Question

A given initial mass of $KCl{O_3}$ on $50\% $ decomposition produces $67.2$ litre oxygen at $0^\circ C$ and $1atm$, the other product of decomposition is $KCl$, the initial mass of $KCl{O_3}$( in $gm$) taken is
A. $245$
B. $122.5$
C. $490$
D. None of these

Answer 1

Hint: we know that in the decomposition reaction of $KCl{O_3}$, $KCl$ and oxygen gas are formed. In the question the value of volume of oxygen gas is given at $0^\circ C$ and $1atm$ which is also known as the standard temperature and pressure condition. We will use the mole method to solve the question.
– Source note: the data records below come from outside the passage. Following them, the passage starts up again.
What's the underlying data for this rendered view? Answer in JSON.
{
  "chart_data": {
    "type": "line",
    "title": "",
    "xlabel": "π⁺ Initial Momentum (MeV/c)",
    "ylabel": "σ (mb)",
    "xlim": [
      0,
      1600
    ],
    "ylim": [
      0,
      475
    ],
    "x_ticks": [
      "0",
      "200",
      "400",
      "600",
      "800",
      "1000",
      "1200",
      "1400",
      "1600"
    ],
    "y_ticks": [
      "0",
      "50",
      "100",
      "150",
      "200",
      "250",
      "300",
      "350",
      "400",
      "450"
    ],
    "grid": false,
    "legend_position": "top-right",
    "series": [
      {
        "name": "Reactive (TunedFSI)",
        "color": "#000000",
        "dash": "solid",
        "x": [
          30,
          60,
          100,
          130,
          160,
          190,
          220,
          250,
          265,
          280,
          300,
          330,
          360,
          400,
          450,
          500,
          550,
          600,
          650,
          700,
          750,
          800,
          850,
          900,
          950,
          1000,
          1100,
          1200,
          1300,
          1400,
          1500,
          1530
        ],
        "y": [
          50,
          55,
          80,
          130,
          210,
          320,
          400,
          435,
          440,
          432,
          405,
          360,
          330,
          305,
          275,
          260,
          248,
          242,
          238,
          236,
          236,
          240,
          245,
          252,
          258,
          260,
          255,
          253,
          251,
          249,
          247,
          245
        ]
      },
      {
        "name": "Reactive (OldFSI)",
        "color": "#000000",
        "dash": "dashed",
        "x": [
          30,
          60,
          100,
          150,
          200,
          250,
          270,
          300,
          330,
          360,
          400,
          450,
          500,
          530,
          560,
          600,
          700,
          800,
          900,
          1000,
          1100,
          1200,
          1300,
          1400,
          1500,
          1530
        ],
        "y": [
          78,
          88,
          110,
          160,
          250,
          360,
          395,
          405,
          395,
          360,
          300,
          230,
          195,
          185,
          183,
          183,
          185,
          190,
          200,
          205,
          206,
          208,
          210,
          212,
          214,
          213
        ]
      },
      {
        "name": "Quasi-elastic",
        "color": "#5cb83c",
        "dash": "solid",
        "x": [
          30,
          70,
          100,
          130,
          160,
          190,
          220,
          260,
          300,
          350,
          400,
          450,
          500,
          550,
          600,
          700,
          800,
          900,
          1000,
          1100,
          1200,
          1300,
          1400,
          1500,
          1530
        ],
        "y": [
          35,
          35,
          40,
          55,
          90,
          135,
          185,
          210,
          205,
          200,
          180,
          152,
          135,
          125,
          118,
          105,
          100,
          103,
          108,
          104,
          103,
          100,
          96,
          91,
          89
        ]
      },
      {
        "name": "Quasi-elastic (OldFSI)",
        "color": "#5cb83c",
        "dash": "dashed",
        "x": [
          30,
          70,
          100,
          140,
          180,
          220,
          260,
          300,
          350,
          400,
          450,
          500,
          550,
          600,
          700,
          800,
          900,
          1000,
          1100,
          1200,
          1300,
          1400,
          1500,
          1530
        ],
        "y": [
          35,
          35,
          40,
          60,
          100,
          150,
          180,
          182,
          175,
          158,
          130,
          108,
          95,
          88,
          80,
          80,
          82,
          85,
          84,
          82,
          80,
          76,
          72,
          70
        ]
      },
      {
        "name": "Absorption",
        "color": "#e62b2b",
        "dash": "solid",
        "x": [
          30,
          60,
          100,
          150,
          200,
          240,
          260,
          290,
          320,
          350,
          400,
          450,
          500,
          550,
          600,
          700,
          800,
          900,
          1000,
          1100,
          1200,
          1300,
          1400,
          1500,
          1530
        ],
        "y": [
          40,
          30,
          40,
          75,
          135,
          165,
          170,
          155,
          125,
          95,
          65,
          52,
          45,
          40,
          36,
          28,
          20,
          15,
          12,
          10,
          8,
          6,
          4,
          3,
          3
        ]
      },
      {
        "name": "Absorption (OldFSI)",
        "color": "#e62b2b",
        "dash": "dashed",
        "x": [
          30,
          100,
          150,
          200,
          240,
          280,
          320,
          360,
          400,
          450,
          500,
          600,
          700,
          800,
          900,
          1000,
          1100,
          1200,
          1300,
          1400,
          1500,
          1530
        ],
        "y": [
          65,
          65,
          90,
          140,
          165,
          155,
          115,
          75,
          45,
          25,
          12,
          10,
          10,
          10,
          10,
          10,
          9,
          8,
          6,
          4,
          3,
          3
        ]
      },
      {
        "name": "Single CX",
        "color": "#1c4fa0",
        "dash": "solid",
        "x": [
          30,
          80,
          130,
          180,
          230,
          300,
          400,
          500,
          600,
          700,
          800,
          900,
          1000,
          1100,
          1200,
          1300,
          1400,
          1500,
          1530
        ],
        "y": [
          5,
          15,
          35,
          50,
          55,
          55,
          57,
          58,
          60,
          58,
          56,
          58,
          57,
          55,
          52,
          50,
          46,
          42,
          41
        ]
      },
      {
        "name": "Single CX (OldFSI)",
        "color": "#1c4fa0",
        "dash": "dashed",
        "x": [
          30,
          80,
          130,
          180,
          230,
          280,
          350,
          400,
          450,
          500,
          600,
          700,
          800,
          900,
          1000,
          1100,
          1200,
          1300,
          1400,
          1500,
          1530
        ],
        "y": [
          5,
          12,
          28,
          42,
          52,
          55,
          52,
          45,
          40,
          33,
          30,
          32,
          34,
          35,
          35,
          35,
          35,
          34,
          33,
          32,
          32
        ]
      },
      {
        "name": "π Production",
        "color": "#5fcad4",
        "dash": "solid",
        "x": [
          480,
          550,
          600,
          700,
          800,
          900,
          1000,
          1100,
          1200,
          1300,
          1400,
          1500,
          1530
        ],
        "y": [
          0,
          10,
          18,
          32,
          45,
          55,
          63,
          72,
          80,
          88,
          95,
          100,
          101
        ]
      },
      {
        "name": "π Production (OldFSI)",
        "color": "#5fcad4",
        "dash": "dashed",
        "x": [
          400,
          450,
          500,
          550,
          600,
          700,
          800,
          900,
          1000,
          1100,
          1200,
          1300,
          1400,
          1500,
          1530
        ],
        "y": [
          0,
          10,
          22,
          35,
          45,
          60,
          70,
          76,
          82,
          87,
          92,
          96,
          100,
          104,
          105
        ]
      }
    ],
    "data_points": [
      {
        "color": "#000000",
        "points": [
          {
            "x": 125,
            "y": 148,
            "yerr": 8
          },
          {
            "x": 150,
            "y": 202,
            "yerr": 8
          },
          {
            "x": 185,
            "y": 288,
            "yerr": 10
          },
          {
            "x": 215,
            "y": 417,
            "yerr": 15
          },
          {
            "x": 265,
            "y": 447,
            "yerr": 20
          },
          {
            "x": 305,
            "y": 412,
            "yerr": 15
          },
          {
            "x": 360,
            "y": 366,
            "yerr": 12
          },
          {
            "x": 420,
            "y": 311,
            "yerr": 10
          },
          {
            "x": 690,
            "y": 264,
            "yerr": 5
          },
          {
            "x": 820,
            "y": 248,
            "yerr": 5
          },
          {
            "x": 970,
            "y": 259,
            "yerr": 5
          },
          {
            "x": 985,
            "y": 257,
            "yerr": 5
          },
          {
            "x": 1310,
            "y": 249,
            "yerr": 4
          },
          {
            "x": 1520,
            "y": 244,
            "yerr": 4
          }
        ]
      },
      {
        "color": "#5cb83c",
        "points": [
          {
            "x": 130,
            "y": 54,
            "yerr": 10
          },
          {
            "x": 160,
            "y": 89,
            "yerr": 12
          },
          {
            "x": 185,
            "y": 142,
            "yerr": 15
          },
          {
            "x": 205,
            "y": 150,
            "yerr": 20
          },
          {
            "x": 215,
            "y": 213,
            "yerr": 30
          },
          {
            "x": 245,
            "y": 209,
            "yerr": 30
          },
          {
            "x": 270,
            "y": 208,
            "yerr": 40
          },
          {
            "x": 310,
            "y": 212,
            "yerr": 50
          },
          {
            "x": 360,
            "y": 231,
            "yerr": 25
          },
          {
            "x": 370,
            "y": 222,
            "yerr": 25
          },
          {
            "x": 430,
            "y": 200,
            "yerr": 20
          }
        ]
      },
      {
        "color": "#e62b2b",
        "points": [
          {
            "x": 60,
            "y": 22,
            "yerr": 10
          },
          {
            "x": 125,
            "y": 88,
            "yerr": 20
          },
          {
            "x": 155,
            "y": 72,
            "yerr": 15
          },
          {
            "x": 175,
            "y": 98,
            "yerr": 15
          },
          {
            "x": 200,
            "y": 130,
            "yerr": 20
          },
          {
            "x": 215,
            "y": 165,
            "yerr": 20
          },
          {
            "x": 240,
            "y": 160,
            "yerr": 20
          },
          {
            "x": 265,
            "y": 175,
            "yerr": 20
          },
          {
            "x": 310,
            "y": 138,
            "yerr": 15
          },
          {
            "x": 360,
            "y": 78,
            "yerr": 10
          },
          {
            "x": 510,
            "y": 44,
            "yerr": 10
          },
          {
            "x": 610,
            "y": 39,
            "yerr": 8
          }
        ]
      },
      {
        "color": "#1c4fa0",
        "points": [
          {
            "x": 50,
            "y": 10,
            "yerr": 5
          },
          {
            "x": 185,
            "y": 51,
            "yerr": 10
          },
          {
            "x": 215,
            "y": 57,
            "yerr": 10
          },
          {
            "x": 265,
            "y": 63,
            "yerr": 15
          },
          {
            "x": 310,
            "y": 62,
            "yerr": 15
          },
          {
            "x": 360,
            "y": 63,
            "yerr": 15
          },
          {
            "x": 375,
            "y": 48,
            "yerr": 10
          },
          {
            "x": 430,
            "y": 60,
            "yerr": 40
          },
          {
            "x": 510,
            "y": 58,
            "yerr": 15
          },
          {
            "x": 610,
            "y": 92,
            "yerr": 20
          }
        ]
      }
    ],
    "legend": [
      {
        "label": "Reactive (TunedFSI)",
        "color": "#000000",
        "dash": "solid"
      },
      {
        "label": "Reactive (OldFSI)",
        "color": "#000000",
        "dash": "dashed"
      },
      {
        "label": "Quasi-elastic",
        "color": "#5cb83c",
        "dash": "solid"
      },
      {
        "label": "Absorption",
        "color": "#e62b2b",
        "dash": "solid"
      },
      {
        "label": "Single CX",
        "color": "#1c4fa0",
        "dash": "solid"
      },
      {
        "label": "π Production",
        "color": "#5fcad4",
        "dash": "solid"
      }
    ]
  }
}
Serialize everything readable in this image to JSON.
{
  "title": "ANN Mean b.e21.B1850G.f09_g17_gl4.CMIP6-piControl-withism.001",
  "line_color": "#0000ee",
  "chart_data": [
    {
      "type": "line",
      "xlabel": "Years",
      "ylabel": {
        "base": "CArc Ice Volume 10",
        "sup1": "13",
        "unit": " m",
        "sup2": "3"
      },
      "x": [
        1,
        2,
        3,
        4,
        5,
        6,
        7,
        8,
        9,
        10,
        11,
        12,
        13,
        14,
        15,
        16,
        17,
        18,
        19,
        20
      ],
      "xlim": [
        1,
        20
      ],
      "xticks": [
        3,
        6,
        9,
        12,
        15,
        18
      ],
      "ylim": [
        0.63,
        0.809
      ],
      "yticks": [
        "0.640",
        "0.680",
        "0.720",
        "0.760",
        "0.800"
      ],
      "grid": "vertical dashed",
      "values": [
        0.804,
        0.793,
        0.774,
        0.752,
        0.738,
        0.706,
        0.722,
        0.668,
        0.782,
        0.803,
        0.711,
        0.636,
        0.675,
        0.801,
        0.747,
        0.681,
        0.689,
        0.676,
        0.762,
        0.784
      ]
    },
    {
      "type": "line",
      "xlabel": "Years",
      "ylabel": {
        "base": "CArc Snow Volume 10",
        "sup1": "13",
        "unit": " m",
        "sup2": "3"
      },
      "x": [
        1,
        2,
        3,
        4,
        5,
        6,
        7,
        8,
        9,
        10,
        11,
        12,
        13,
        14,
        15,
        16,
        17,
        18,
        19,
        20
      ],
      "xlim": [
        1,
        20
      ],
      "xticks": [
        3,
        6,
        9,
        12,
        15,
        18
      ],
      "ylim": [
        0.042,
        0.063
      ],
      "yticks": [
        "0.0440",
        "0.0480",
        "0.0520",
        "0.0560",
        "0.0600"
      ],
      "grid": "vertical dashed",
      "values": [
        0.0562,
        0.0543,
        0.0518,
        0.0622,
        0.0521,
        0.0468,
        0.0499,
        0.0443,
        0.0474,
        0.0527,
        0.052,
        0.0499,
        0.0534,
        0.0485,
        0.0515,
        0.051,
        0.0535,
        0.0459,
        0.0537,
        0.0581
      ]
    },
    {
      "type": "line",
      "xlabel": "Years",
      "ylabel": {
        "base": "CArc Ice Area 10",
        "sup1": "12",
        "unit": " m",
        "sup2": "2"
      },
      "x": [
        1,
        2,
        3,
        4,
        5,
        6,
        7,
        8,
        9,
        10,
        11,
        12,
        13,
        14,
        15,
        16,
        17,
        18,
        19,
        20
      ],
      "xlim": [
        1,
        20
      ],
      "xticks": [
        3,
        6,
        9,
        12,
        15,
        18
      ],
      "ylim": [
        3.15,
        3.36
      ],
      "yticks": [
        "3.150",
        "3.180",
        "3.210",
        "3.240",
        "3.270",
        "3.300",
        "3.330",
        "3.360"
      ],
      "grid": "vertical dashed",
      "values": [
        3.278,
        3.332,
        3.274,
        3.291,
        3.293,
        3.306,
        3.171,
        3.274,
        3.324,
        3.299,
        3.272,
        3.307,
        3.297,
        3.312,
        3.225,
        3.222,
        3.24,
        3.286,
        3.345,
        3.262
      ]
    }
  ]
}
Complete step by step solution:
We know that the decomposition reaction of $KCl{O_3}$ can be written as $KCl{O_3} \to KCl + {O_2}$. We will have to balance the decomposition chemical reaction , so after balancing we will get $2KCl{O_3} \to 2KCl + 3{O_2}$. The condition that is given in the question is that the temperature is $0^\circ C$ and the pressure is $1atm$. This condition is known as the $STP$ condition. In $STP$ condition one mole of a gas has volume of $22.4L$. In the question we have been given that $67.2$ litre oxygen is being produced. That means $ \Rightarrow \dfrac{{67.2}}{{22.4}} = 3$ moles of oxygen is produced. As in the chemical equation $2KCl{O_3} \to 2KCl + 3{O_2}$ we can see that two moles of $KCl{O_3}$ produces three moles of oxygen gas. If the reaction was $100\% $decomposed then $ \Rightarrow 2(30 + 35.5 + 48) = 245g$ of $KCl{O_3}$ would have been required because the mass of two moles of $KCl{O_3}$ is $245g$. But as we have been given in the question that the reaction is $50\% $ decomposed so we will require double the mass of the $KCl{O_3}$ to get $67.2$ litre oxygen, that is $(245 \times 2 = 490g)$. So from the above explanation and calculation it is clear to us that

The correct answer of the given question is option: C.

Additional information:
Always remember that when the temperature is $0^\circ C$ and pressure is $1atm$ it is called as $STP$ condition. In $STP$ condition the volume of one mole of a gas is always $22.4L$. The full form of $STP$is standard temperature and pressure.

Note: Always remember that the decomposition reaction of $KCl{O_3}$ is given by $2KCl{O_3} \to 2KCl + 3{O_2}$. The molecular mass of $KCl{O_3}$ is $ \Rightarrow (30 + 35.5 + 48) = 122.5g$. Always remember that the volume occupied by any gas in $STP$ condition is always $22.4L$.